Er hält Rekorde für die Ewigkeit, die wohl kaum noch gebrochen werden können. Zehnmal startete er bei Olympischen Spielen, keiner mehr als er, dazu gewann er mit der kanadischen Equipe beim Ersatz-Olympia 1980 in Rotterdam – Boykott der großen westlichen Reiternationen der Olympischen Reiterspiele 1980 in Moskau wegen des Afghanistan-Überfalls durch die damalige UdSSR - die Goldmedaille, sonst hätte er elf Olympische Reiterspiele im Rekordbuch. Er war in Sydney 2000, vier Jahre später in Athen und in Hongkong 2008 jeweils der älteste Teilnehmer im Reiten, und er gewann als bisher ältester Starter bei Olympia der Reiter eine Medaille, nämlich 2008 Team-Silber nach Stechen gegen die USA. Sein Olympia-Debüt gab er 1972 in München mit einem sechsten Platz im Preis der Nationen im Olympia-Stadion am Schlusstag der Spiele – mit Sieger Deutschland.

 

Pferd mit eigenem Fan-Club…

 

Der lange Kanadier von 1,90 m wird allen älteren Reitsportliebhabern in erster Linie immer in Erinnerung bleiben mit dem belgischen Wallach Big Ben, Stockmaß 1,80 m, wie einst der gewaltige Wallach Fire, mit dem Norbert Koof 1982 in Dublin  Weltmeister wurde.
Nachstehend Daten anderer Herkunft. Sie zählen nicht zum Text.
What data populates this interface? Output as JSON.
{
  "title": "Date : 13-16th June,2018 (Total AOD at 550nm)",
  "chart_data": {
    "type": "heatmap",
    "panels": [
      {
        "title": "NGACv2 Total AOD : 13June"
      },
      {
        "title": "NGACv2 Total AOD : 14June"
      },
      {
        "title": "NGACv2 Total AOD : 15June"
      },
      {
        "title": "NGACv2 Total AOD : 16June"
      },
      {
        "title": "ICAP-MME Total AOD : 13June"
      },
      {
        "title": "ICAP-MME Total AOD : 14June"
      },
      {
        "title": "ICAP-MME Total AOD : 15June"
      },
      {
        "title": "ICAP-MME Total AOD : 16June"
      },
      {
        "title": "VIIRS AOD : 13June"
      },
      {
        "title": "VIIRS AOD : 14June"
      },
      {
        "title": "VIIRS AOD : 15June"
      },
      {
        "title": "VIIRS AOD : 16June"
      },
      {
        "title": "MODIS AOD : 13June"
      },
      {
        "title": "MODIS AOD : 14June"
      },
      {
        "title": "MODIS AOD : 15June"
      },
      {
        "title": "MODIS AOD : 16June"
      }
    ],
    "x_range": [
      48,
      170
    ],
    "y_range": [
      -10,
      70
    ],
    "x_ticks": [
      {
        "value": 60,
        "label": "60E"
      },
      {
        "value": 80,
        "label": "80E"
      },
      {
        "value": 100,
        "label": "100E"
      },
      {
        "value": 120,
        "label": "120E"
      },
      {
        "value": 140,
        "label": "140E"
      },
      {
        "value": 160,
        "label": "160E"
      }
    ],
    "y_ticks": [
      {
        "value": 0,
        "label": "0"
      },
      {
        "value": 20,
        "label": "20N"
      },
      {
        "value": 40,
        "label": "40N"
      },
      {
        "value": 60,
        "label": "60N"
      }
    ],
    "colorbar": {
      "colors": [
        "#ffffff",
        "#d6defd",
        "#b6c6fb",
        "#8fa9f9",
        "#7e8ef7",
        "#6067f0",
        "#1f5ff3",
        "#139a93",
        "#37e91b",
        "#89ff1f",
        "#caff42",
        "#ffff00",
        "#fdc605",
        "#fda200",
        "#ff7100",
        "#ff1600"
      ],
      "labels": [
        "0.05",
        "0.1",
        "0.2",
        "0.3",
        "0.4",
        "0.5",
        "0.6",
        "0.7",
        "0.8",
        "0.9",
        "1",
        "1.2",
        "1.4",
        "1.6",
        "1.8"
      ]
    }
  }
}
Sie passten zunächst nicht zusammen, Big Ben war ängstlich, stur. Millar: „Mit Kraft ging nichts. Doch irgendwann hatte ich den Draht zu ihm gefunden.“ Aufmerksam auf den Wallach hatte den Kanadier der bekannte frühere holländische Springreiter, Pferdehändler und Turnierveranstalter Emile Hendrix gemacht.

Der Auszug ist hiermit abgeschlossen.